Determine whether there's a viable market for this story, making it worth a producer's time and financial investment. Your Aunt Caroline, for instance, may be the loveliest person on the planet but if the only thing she ever did was make great fruitcakes and play with her cat, audiences probably won't rush into theaters. For a biography to work successfully as a commercial film, the main character should be either an ordinary person who survives extraordinary hardship, or a gifted individual forced to function in an ordinary environment.
Identify whether there's sufficient, sustainable conflict to hold viewer interest.
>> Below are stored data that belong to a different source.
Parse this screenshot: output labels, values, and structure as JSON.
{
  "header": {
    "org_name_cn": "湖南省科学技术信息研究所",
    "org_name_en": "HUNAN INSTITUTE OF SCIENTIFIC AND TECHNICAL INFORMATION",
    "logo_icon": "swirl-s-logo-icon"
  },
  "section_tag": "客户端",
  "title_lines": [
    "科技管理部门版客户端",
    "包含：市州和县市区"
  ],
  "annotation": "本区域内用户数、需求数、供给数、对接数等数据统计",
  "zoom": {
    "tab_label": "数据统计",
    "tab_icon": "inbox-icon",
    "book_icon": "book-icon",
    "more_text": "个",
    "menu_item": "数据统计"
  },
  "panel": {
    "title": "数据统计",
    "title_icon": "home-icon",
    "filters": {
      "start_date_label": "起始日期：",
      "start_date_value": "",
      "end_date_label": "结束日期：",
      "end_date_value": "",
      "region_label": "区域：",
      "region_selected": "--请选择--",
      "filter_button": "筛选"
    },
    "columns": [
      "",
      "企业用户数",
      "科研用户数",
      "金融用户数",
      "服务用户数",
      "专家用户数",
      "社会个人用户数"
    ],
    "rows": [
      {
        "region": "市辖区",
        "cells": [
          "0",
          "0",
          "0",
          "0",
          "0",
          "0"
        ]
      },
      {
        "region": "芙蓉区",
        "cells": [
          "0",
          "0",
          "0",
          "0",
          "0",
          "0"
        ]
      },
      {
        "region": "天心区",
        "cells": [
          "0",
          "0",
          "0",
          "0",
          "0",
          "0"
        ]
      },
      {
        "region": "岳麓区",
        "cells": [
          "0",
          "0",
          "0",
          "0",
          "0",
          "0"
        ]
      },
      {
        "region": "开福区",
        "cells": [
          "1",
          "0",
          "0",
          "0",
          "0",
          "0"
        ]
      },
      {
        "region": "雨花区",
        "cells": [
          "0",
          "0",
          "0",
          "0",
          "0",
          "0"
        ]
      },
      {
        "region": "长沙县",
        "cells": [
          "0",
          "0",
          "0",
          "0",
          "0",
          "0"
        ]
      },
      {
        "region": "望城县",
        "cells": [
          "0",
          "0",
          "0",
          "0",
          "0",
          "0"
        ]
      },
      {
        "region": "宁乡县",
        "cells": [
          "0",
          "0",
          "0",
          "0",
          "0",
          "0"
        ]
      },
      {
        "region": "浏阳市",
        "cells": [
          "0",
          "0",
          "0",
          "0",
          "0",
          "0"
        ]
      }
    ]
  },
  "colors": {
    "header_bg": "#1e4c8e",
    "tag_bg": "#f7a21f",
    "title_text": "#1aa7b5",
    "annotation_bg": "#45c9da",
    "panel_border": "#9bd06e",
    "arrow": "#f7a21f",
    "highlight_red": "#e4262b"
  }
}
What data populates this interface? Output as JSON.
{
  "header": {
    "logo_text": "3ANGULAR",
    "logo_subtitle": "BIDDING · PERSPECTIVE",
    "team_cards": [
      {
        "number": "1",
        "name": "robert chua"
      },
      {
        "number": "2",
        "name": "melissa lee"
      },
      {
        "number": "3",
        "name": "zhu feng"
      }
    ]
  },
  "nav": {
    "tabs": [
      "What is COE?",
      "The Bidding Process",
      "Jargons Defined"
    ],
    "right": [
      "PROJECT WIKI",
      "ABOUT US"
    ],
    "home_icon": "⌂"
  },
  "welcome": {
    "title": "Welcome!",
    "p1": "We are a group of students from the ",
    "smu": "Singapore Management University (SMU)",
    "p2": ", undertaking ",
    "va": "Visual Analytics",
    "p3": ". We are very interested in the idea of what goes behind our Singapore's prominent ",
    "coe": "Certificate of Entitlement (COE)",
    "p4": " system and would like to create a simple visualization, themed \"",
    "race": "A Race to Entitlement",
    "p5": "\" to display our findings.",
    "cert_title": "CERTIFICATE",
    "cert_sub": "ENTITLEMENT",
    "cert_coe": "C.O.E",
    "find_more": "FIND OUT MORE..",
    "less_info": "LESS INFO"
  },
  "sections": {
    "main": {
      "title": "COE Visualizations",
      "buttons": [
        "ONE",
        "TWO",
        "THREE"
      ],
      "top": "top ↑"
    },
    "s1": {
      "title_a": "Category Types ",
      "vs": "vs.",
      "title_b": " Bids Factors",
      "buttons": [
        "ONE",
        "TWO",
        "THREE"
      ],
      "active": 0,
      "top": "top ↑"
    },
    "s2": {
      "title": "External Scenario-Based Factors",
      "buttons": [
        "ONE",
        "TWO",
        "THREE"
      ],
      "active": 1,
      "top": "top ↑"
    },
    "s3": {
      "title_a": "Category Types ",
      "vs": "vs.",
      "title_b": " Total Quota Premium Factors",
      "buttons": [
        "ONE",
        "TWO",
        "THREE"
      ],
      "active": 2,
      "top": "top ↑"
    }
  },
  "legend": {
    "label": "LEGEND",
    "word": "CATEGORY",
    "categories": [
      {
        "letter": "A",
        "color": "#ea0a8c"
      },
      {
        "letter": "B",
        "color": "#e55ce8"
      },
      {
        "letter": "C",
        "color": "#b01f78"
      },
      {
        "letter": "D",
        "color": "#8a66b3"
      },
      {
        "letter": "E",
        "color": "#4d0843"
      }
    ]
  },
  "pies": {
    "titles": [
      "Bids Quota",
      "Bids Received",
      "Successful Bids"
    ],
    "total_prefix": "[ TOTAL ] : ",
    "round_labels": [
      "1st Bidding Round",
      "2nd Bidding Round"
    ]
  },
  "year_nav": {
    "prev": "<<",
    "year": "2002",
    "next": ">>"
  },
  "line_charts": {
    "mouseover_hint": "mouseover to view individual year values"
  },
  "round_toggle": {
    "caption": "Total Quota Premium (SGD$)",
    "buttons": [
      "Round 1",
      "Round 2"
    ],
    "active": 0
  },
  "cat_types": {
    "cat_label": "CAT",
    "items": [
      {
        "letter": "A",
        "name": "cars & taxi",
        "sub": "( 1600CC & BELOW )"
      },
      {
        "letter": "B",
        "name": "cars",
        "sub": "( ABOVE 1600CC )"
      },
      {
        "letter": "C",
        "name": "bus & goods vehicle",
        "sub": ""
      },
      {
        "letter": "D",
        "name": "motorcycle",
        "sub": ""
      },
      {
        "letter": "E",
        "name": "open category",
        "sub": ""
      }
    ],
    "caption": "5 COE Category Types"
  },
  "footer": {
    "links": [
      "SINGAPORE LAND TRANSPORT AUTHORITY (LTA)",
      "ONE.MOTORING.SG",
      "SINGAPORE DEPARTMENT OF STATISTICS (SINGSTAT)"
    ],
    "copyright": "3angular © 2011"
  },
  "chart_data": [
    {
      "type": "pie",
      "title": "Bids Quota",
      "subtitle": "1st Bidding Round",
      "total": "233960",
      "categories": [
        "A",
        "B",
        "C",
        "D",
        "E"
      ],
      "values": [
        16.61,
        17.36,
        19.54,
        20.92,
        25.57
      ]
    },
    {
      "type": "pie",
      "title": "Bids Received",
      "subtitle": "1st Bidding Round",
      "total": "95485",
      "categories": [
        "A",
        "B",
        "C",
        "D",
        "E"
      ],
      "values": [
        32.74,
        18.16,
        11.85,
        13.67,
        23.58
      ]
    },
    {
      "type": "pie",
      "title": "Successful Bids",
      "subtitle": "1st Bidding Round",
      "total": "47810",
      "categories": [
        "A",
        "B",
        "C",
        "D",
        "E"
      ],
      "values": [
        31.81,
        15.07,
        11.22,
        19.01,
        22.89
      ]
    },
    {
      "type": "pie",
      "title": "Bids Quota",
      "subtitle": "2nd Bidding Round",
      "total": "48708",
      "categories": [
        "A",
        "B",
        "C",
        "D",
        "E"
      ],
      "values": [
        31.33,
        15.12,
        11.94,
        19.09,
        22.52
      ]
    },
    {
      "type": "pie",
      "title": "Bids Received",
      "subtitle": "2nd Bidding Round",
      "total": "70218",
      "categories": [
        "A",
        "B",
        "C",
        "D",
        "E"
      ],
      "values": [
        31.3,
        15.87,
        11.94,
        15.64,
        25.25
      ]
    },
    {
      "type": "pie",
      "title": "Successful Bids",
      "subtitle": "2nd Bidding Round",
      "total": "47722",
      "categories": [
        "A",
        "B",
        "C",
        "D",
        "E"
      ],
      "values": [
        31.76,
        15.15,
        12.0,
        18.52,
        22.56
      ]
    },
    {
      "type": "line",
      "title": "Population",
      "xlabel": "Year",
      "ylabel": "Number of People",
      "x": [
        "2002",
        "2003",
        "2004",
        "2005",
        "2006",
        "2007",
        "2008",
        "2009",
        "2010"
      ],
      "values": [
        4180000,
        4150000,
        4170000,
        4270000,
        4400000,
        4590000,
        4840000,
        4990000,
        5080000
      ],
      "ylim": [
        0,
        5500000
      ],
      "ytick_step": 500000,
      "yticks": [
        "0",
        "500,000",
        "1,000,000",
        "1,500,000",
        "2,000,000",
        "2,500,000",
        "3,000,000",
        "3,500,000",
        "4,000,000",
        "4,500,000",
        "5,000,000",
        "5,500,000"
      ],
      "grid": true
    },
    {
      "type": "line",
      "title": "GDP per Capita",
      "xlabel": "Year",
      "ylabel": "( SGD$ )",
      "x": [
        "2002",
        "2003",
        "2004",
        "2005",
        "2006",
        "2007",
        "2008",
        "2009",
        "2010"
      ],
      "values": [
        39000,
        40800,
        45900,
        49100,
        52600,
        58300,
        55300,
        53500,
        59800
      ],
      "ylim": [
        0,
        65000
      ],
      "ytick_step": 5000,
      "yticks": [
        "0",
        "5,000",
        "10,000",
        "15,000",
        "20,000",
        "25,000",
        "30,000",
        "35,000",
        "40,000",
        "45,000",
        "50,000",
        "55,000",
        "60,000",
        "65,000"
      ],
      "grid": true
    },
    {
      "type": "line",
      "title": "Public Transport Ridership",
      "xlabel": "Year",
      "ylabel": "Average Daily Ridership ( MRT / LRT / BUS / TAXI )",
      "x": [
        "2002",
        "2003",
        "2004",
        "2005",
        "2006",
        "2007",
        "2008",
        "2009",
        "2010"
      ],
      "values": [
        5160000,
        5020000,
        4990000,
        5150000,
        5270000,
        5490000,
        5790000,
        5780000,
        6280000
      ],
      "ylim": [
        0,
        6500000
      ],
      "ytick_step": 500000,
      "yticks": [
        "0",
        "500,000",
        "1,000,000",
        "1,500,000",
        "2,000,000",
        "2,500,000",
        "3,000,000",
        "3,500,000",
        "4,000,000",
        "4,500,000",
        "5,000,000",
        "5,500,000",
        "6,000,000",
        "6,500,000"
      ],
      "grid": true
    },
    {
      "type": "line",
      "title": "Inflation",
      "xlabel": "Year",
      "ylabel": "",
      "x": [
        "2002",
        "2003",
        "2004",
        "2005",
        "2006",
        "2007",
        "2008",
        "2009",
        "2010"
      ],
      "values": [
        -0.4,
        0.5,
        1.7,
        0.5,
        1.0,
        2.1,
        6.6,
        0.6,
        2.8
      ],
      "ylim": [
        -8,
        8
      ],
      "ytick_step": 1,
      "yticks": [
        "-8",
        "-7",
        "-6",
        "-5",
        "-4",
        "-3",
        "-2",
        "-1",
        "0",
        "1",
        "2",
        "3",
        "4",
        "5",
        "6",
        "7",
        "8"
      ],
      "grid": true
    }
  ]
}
While a PBS documentary can leisurely and chronologically spin a tale from cradle to grave, a feature film has to hit the ground running with a significant crisis the lead character must resolve. Unlike real life which is a succession of diverse problems, a screenplay focuses on a single obstacle. Most screenplays begin by introducing that obstacle within the first 10 pages.
Assess whether there are strong visual elements to this biography by making a list of events that involve action. Film is a visual medium. If your biography adaptation is just about talking heads in limited locations, your audience will get restless and bored. Consider the message you want to leave with your audience and whether it's primarily entertainment, educational or inspirational in scope.
Find out if the story rights are available for adaptation. Celebrities, for instance, are entitled to the same privacy rights as anyone else even though they lead very public lives. If the individual is still alive or has heirs with a vested interest in how she's depicted, you need to get written permission to proceed. If it's someone famous who has been long dead--George Washington, for example--you have more latitude in advancing your own spin. What you can't do, however, is take a biography written by a contemporary author and adapt your screenplay from that particular published work.
Research whether your biography subject has been depicted in the medium of film before. Conduct quick research on the Internet Movie Database: using the pull-down menu, do a character search. Prior to penning your own script, it would be useful to rent DVDs of existing films and see how the biography has been handled by other writers.
Study the craft of screenwriting by studying how-to texts such as those published by Michael Wiese Productions as well as downloading biopic scripts from sources such as Simply Scripts. (See Resources.) Screenwriting is both an art and a skill--an art because it calls for originality and a fresh slant, and a skill because the basics of good writing and the rules of industry formatting must be observed.